L’esperto: «Erano slegati ma non meno sicuri»

La guida gardenese Ivo Rabanser: «Senza corda solo per minimizzare il pericolo» «Durante certe salite è fondamentale ridurre i tempi, si aumenta la sicurezza»


di Davide Pasquali


BOLZANO. «Erano slegati? Non è solo la corda a portare sicurezza. C’è anche il fattore tempo da tenere in grande considerazione: in un tratto di parete a rischio crolli o slavine è decisamente meglio andare slegati e impiegare dieci minuti anziché legati facendo sicurezza ma mettendoci mezz’ora». Lo spiega la guida alpina gardenese Ivo Rabanser, da trent’anni uno dei più forti alpinisti in attività in Dolomiti e dintorni, dove ha aperto un numero impressionante di nuovi, duri itinerari esplorativi, in ambiente selvaggio. Non vuole entrare nel merito della tragedia della val di Vizze, Rabanser. «Non c’ero, non posso dire». Dall’alto della sua esperienza può però spiegare un fatto incomprensibile a chi non pratichi l’alpinismo: perché mai i quattro fossero slegati. «Anche il fattore tempo è fondamentale ai fini della sicurezza. Specie se si sta salendo una parete dove ci sono palesi pericoli oggettivi, ossia indipendenti dal soggetto che sale. Se devo passare sotto un seracco instabile non è affatto la stessa cosa se ci metto mezz’ora o solo dieci minuti».
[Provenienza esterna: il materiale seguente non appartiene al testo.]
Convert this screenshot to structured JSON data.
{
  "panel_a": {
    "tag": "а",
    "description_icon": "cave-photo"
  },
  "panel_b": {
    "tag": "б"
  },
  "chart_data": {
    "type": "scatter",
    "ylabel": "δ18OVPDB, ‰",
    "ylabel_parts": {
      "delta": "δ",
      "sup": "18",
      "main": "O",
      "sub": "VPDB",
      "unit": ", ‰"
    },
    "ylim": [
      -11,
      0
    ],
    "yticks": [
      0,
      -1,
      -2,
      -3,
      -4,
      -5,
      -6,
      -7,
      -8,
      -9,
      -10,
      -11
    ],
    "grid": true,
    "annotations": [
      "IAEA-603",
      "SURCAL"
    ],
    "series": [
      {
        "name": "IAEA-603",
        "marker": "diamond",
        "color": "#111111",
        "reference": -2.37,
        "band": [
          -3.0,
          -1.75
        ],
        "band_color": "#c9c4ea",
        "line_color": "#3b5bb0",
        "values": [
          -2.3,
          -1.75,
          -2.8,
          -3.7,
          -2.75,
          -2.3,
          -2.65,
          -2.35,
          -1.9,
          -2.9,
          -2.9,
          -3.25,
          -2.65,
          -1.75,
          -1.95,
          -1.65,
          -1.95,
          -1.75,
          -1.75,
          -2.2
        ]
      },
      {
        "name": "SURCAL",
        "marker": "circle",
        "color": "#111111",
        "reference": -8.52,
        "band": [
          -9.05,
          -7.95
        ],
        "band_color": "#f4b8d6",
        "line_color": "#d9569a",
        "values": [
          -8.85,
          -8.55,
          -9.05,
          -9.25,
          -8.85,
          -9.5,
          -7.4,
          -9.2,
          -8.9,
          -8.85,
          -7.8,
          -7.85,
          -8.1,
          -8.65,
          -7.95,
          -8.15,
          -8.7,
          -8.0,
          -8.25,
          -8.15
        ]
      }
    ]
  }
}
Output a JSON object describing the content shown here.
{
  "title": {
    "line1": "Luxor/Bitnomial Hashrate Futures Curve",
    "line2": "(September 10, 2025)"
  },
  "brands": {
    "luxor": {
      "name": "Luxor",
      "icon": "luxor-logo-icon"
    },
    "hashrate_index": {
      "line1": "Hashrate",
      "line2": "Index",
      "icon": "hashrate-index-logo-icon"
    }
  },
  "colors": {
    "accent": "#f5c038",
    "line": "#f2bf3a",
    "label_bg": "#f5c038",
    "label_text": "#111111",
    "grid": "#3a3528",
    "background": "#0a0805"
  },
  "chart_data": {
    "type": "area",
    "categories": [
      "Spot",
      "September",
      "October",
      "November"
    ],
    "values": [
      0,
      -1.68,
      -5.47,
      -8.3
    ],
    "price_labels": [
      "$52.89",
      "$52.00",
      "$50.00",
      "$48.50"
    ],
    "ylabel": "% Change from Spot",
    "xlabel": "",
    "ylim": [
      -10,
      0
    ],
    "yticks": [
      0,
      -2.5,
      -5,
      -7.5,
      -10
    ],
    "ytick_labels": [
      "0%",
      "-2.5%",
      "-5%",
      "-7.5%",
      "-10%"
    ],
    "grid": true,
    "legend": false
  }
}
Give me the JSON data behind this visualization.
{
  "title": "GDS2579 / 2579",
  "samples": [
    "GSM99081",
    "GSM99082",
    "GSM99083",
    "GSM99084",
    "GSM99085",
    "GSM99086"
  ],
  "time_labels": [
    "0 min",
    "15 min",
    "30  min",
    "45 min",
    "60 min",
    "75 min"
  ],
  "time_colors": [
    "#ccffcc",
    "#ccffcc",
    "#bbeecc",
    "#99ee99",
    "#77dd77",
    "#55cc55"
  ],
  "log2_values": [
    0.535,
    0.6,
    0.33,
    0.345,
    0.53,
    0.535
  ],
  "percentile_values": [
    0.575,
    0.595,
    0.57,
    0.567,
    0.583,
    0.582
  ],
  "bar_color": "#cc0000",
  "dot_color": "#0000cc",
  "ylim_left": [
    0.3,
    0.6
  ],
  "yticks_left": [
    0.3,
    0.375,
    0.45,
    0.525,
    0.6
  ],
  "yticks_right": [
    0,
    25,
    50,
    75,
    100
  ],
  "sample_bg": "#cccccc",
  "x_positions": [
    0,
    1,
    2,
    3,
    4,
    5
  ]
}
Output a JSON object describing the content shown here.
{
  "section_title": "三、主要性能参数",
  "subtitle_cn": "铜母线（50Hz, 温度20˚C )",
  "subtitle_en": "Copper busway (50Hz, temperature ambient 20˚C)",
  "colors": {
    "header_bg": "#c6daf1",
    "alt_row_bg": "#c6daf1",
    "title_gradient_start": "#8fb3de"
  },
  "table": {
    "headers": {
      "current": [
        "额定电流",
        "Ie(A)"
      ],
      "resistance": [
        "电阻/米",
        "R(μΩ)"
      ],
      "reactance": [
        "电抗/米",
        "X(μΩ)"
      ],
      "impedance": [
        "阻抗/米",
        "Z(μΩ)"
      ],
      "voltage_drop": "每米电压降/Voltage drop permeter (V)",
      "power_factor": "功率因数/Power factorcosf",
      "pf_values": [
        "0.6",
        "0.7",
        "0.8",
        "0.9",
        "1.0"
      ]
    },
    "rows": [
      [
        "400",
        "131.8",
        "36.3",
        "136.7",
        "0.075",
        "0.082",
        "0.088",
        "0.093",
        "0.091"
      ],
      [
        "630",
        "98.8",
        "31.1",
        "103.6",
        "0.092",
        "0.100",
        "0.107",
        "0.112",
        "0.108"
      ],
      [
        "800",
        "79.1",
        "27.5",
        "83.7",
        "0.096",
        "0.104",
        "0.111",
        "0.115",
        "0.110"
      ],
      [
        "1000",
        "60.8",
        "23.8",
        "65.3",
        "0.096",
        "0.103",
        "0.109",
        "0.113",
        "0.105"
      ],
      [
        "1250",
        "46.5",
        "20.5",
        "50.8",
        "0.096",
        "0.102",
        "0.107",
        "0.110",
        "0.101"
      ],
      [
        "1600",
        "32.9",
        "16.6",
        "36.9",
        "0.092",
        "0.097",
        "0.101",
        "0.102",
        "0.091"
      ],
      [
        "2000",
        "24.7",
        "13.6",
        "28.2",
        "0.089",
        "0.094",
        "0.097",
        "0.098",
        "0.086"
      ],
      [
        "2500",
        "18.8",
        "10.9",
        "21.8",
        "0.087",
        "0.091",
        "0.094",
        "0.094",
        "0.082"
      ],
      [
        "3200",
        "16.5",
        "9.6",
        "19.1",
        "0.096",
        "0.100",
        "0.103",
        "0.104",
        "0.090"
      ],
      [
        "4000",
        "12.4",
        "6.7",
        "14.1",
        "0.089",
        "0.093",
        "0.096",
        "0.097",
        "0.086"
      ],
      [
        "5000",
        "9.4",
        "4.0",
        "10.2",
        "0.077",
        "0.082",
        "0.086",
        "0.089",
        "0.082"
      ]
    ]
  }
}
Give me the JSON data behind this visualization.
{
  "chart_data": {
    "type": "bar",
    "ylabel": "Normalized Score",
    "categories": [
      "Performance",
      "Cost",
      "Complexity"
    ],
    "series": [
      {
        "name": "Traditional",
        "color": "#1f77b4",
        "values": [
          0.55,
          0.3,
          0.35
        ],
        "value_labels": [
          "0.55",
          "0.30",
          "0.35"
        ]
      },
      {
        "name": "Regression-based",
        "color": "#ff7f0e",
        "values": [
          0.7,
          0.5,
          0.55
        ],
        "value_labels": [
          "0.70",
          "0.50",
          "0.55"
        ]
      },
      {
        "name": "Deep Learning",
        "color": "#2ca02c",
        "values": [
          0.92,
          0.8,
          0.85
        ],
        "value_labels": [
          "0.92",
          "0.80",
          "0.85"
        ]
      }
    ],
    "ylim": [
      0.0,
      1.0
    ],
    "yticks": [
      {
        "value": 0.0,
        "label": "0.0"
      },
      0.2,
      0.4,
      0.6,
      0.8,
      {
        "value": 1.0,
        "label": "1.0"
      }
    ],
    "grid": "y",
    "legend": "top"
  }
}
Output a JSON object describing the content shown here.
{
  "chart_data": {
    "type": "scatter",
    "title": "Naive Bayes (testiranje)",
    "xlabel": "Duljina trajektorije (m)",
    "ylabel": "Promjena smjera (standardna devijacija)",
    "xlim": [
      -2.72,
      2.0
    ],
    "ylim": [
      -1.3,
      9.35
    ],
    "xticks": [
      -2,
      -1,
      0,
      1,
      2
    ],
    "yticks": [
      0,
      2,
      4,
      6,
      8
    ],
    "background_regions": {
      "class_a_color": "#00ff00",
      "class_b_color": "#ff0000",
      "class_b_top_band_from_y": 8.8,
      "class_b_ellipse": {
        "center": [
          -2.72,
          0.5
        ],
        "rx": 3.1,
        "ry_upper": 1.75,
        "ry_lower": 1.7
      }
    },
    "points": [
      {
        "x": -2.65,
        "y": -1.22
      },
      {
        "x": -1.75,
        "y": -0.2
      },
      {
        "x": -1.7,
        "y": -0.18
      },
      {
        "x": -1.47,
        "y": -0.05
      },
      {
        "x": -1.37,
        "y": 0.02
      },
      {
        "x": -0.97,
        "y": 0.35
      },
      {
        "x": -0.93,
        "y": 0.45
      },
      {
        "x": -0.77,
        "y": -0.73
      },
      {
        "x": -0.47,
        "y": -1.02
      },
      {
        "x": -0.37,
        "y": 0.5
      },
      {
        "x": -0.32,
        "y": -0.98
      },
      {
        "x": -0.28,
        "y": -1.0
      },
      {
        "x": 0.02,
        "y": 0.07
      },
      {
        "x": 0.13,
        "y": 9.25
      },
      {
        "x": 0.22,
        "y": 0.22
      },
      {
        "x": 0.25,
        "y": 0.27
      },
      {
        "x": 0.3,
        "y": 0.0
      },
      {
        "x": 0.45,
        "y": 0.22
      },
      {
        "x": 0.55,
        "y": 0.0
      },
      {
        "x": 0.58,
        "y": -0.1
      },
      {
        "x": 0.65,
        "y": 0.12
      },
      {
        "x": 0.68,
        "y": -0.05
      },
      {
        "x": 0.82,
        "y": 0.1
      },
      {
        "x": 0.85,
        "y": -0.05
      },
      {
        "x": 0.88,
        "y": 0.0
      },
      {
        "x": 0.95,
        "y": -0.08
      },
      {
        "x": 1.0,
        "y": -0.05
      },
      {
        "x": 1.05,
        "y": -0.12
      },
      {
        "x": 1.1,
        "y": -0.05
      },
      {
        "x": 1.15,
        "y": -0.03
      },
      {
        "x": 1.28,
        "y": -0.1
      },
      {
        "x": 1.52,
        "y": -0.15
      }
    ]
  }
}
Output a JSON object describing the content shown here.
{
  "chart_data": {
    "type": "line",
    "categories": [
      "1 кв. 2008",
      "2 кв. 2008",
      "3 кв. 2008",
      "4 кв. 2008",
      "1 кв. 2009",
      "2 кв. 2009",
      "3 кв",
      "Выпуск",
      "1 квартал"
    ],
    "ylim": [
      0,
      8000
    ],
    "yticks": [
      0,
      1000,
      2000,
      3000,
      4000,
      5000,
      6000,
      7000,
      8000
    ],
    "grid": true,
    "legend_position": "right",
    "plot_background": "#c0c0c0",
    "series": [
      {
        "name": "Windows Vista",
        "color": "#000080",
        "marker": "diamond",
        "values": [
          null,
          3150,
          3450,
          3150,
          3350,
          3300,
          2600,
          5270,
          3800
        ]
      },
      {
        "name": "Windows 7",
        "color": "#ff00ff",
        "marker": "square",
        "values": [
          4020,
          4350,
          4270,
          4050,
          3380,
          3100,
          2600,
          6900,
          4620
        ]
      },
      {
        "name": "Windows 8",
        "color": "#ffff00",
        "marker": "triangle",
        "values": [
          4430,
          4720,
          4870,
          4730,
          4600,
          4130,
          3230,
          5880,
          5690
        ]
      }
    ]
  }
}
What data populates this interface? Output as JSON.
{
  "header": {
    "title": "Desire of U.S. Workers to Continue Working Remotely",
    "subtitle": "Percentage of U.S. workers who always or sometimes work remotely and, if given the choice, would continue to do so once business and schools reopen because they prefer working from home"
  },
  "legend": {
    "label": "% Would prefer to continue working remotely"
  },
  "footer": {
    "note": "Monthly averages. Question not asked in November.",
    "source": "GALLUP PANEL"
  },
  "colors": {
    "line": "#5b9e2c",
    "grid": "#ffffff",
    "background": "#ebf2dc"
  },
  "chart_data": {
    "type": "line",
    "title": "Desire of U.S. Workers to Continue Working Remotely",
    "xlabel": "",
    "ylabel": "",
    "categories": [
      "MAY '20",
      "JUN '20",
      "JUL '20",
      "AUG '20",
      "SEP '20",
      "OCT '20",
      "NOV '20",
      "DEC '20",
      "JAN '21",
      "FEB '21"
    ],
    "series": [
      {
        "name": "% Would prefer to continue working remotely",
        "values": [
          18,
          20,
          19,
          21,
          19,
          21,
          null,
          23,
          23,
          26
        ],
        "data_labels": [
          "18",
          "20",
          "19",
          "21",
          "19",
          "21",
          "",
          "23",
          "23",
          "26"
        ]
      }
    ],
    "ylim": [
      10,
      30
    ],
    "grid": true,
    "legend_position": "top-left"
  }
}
Più tempo impiego, più rischio. Dunque, salire slegati non è sinonimo di negligenza.

«Assolutamente no. Non si può giudicare a priori incosciente chi non sale in cordata. Così si va più veloci e il tempo di esposizione al rischio si riduce. Fra il resto, ci sono condizioni in cui esistono anche scarse possibilità di fare sicurezza, e allora legarsi a una corda serve a poco o nulla».

Se casca uno, vengono giù tutti, perché nessuno è ancorato alla parete... In questo caso, comunque, dovrebbe trattarsi di una slavina. È usuale salire questo tipo di vie in autunno?

«Un tempo no, si facevano in estate. Poi, col riscaldamento globale, in estate è diventato pericoloso: poco ghiaccio, vivo, roccia instabile. Così, le salite in alta quota si sono spostate nella tarda primavera o all’inizio dell’inverno. Per dire, la Nord dell’Eiger ormai si sale in aprile/maggio, mica in estate. In autunno certe salite sono meno usuali, ma le si può ben fare».

Di norma si pensa che le valanghe accadano in inverno...

«Spesso si verificano anche in autunno, dove il pericolo è più latente, meno visibile. Le nevicate sono meno consistenti, ma magari, anche con un piccola nevicata, per via del forte vento si generano accumuli pericolosi, con conseguenti slavine. Che a volte purtroppo sono mortali, come in questo caso».

Un discorso un po’ cinico...

«Purtroppo le cose stanno così: ogni tot che fanno questo genere di salite in un anno, un tot non torna a casa. Ma non mi si parli di montagna assassina. Purtroppo, la tragedia fa parte del gioco. E non è comprensibile a chi non fa alpinismo. Siamo abituati a un mondo dove i pericoli sono minimizzati al massimo e a dare sempre la colpa a qualcuno o qualcosa. Non si capisce che una persona, volontariamente, frequenti certi luoghi a proprio rischio e pericolo. L’uomo moderno cerca sicurezza e comodità e concettualmente non capisce perché di propria spontanea volontà ci si esponga a situazioni complesse per cercar di venirne fuori. È come per chi è pigro: non capirà mai chi corre le maratone».